Anyone Can Make A Difference

NewsMax reported yesterday that the initiative to stop the automatic gasoline tax increases in Massachusetts has made it onto the November ballot. The effort to get this on the ballot was a true grassroots effort.

The article reports:

Having secured a position on the fall ballot and with little money to propel it, the initiative to thwart an automatic rise in the gas tax by linking it to inflation could have an impact on other states if Bay State voters pass it this fall.

As Barbara Anderson, executive director of Citizens for Limited Taxation, told Newsmax, “Any time a tax cut passes in blue-state Massachusetts, it gives hope to taxpayers everywhere. In other words, if we can do it, so can they.”

Veteran Massachusetts political consultant Holly Robichaud told Newsmax: “You have to remember that Massachusetts is the birthplace of the American Revolution and citizen outrage against ‘taxation without representation.’ And that’s about what happened here last year.”

She was referring to a vote in the overwhelmingly Democratic Massachusetts Legislature for a $500 million tax package.
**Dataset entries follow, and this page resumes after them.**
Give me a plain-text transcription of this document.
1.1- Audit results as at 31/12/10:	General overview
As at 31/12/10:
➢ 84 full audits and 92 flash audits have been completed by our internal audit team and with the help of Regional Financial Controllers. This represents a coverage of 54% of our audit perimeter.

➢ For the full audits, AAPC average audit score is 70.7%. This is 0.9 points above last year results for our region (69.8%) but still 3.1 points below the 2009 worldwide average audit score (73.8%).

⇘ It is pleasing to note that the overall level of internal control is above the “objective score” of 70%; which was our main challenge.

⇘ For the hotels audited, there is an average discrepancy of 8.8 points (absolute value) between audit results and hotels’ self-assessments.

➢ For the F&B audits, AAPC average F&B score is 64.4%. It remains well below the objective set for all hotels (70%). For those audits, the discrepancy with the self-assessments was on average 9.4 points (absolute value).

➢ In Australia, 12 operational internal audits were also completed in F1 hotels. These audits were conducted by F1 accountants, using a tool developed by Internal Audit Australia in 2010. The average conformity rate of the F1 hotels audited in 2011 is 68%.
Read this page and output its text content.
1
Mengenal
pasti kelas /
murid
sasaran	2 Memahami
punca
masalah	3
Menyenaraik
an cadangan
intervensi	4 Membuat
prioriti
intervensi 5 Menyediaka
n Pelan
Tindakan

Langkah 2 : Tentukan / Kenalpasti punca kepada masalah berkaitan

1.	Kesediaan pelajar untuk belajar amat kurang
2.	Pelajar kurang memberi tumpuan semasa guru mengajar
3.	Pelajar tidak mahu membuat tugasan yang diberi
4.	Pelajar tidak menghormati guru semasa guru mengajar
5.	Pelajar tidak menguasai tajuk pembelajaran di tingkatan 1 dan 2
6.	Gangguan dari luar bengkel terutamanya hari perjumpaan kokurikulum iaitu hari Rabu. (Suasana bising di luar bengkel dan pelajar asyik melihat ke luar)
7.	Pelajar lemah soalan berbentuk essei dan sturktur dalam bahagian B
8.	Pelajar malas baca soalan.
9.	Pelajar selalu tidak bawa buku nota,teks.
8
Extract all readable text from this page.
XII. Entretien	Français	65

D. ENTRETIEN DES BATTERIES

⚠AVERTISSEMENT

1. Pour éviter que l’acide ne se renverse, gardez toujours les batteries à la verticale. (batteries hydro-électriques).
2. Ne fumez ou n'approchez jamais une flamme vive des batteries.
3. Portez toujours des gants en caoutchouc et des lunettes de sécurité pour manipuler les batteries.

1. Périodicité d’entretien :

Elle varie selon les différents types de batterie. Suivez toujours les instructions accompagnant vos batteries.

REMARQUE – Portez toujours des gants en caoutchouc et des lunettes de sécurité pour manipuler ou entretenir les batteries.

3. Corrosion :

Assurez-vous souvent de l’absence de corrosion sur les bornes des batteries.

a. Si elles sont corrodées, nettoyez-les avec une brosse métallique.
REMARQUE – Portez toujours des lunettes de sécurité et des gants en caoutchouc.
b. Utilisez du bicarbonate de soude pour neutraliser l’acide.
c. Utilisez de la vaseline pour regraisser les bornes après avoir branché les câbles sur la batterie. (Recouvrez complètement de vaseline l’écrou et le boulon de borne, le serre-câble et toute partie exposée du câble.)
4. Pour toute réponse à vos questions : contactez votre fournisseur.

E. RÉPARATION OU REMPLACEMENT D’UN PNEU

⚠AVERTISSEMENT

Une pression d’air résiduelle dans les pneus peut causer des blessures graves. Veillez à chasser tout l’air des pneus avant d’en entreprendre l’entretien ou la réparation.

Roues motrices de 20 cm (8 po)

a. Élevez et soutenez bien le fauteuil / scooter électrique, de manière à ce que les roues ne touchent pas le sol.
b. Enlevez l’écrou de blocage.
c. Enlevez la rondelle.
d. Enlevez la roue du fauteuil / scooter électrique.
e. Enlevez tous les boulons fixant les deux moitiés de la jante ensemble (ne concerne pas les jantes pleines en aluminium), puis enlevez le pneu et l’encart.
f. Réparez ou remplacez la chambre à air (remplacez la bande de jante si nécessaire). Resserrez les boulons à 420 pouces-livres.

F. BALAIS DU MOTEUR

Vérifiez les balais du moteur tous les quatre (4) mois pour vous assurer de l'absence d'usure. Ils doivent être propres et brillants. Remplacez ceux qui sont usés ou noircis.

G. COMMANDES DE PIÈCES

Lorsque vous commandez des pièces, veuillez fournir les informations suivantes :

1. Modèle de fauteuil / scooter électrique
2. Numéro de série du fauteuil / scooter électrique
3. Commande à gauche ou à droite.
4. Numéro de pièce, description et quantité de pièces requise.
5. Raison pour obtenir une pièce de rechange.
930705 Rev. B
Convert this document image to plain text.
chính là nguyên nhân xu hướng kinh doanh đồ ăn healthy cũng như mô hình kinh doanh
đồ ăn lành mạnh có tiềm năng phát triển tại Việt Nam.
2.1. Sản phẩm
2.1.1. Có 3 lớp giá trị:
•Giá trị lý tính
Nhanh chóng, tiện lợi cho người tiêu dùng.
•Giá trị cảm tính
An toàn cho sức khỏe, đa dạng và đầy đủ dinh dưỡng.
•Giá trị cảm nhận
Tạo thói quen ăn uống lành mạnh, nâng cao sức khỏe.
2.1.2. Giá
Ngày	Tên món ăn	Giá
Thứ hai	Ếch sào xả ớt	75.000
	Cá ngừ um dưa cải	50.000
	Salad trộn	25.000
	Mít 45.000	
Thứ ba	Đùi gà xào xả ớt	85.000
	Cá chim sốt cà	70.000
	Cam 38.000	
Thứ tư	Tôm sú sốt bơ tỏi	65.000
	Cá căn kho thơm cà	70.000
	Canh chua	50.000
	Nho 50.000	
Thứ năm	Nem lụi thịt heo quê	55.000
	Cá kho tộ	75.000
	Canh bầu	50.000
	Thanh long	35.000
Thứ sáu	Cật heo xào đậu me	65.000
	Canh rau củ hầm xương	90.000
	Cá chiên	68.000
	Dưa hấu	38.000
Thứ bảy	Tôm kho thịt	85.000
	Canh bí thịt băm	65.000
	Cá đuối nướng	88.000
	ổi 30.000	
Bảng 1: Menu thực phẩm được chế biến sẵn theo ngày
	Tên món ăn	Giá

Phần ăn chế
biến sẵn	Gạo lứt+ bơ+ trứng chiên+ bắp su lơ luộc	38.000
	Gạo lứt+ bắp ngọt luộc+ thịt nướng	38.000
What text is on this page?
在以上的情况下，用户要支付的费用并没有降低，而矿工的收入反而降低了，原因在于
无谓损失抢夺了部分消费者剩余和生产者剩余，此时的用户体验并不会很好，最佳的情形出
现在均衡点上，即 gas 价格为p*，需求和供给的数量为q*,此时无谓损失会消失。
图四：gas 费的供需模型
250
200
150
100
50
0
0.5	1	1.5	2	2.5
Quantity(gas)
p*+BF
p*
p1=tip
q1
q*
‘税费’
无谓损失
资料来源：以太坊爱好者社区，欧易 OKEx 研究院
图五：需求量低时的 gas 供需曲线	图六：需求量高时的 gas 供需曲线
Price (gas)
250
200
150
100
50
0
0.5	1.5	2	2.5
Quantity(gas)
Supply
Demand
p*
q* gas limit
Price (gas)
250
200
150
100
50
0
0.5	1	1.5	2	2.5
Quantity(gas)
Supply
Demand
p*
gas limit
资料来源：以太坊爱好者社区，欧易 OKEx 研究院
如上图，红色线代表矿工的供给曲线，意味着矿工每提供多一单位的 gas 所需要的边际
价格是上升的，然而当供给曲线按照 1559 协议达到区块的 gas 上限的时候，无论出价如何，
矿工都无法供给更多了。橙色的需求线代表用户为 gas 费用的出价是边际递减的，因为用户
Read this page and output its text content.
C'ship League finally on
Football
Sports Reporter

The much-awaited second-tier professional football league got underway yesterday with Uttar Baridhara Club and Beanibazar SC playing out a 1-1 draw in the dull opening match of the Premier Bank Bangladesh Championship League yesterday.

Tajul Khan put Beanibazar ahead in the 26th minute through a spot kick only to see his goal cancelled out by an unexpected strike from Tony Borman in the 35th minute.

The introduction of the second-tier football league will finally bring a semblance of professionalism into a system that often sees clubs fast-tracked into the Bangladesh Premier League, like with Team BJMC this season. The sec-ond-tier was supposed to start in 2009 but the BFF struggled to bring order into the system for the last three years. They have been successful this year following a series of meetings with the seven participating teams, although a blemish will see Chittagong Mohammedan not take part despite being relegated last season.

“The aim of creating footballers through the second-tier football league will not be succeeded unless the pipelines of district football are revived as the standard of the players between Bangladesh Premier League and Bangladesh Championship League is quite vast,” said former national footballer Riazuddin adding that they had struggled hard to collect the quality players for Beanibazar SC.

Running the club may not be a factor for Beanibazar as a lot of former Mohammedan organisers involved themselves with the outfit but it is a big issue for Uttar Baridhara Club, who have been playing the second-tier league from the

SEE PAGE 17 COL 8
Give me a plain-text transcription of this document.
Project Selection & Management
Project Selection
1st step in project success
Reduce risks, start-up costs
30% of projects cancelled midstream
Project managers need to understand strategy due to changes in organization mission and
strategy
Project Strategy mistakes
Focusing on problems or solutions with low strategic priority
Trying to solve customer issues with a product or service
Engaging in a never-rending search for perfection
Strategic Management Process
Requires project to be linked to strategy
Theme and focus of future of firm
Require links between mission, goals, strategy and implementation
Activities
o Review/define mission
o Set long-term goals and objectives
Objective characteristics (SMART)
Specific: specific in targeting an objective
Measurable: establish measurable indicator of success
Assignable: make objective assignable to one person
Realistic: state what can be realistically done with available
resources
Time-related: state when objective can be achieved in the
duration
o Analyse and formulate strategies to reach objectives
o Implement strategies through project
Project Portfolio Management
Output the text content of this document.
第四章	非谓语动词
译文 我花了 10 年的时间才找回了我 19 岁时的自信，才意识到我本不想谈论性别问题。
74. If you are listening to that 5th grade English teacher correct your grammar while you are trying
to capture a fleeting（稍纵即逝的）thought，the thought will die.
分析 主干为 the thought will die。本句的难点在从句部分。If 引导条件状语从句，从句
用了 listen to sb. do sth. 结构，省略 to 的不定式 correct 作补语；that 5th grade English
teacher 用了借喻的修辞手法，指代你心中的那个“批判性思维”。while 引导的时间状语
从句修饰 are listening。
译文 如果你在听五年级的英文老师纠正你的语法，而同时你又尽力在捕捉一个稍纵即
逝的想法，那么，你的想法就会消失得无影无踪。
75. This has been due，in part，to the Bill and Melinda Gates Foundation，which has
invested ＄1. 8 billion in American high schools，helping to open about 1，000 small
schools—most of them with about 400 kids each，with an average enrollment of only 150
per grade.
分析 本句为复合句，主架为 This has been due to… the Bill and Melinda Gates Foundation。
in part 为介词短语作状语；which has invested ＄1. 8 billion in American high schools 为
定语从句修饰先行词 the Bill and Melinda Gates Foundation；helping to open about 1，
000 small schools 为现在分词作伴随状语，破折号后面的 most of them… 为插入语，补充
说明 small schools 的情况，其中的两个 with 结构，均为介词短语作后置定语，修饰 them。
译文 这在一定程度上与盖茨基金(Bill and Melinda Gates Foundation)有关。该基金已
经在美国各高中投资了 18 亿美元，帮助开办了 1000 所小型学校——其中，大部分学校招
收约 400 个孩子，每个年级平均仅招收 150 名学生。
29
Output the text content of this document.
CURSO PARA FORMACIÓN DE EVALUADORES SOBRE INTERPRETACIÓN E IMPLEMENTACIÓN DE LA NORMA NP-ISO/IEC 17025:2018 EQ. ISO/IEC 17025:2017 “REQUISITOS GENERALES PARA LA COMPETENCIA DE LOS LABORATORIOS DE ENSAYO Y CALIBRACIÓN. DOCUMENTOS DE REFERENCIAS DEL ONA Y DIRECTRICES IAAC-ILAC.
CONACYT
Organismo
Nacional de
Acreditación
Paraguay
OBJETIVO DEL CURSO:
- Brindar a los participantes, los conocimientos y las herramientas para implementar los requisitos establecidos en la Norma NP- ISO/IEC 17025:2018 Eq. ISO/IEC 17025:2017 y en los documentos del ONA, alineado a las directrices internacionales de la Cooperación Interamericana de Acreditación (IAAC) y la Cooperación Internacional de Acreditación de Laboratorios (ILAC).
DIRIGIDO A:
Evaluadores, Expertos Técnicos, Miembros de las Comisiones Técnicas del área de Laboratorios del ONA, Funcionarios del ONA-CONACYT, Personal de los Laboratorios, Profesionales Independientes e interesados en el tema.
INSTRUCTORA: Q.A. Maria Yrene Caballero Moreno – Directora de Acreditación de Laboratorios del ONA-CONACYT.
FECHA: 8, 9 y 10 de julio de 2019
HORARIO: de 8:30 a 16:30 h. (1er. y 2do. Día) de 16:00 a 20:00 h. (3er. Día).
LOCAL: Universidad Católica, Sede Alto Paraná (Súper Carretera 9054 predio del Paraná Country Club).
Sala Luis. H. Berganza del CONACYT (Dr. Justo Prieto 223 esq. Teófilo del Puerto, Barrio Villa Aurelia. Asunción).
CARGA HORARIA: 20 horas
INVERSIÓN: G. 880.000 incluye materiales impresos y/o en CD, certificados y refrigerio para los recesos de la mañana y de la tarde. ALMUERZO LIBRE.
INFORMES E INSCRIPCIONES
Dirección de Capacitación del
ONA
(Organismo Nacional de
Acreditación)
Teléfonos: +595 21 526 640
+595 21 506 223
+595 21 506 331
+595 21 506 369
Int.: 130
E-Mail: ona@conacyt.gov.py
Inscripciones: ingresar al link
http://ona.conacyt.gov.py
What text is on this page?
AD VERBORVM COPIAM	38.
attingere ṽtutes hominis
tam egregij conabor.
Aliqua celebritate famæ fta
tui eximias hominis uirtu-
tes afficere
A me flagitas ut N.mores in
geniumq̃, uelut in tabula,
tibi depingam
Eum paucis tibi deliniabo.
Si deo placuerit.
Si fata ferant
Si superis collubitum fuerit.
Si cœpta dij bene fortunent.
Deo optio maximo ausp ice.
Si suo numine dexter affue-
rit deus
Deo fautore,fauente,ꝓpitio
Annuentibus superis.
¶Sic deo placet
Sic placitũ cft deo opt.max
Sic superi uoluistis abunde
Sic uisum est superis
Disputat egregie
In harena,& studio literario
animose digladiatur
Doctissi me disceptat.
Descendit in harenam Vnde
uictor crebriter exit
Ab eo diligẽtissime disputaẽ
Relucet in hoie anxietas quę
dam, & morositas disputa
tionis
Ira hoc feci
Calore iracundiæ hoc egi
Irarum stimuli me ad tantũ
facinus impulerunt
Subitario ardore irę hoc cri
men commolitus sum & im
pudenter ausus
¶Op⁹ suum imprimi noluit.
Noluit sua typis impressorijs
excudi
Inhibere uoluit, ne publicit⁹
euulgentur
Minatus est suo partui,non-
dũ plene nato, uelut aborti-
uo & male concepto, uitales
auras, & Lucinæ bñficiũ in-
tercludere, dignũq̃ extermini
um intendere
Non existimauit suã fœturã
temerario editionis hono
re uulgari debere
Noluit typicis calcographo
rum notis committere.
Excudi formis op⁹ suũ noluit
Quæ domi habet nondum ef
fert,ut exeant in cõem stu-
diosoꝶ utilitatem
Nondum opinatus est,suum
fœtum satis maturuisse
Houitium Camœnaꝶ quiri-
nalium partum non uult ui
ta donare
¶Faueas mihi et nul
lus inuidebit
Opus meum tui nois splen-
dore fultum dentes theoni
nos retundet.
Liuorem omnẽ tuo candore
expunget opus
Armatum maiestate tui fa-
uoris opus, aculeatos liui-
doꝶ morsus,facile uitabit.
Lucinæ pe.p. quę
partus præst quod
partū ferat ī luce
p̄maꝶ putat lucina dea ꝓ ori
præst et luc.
Buried within the package was the 3 cents per gallon tax increase. But far more significantly, the package also included language stating that the gas tax would now be linked to inflation.

“That means when inflation goes up, so does the gas tax — automatically, and without a vote by elected representatives,” Robichaud explained. “Theoretically, it could rise to infinity and beyond.”

Her view was strongly seconded by veteran tax battler Edward F. King, chairman of King Information Systems, founder of Citizens for Limited Taxation, and a Republican candidate for governor in 1978.

This is good news for Massachusetts residents, but it also an example of how ordinary citizens can undo the mischief that politicians do.

The article reports how it was done:

Although the potentially explosive linkage of the gas tax hike to inflation was largely ignored in the press, Robichaud, with her political ear to the ground, called a meeting at her Scituate home. Over Chinese food, activist Republicans, including former U.S. House candidate Marty Lamb, state Rep. Geoff Diehl, and GOP State Committeeman Steve Aylward plotted how to stop the tax link to inflation from becoming law.

Out of the meeting came language for a proposed statewide initiative that would not repeal the gas tax increase, but decouple it from inflation. As Robichaud explained, “We wanted the debate to be about automatic tax hikes. I think the debate on the principle is more important than 3 cents.”

Without this initiaitve (and hopefully a victory in November), the gas tax would have risen automatically without any legislator having to take responsibility for the increase–a politician’s dream and a taxpayer’s nightmare.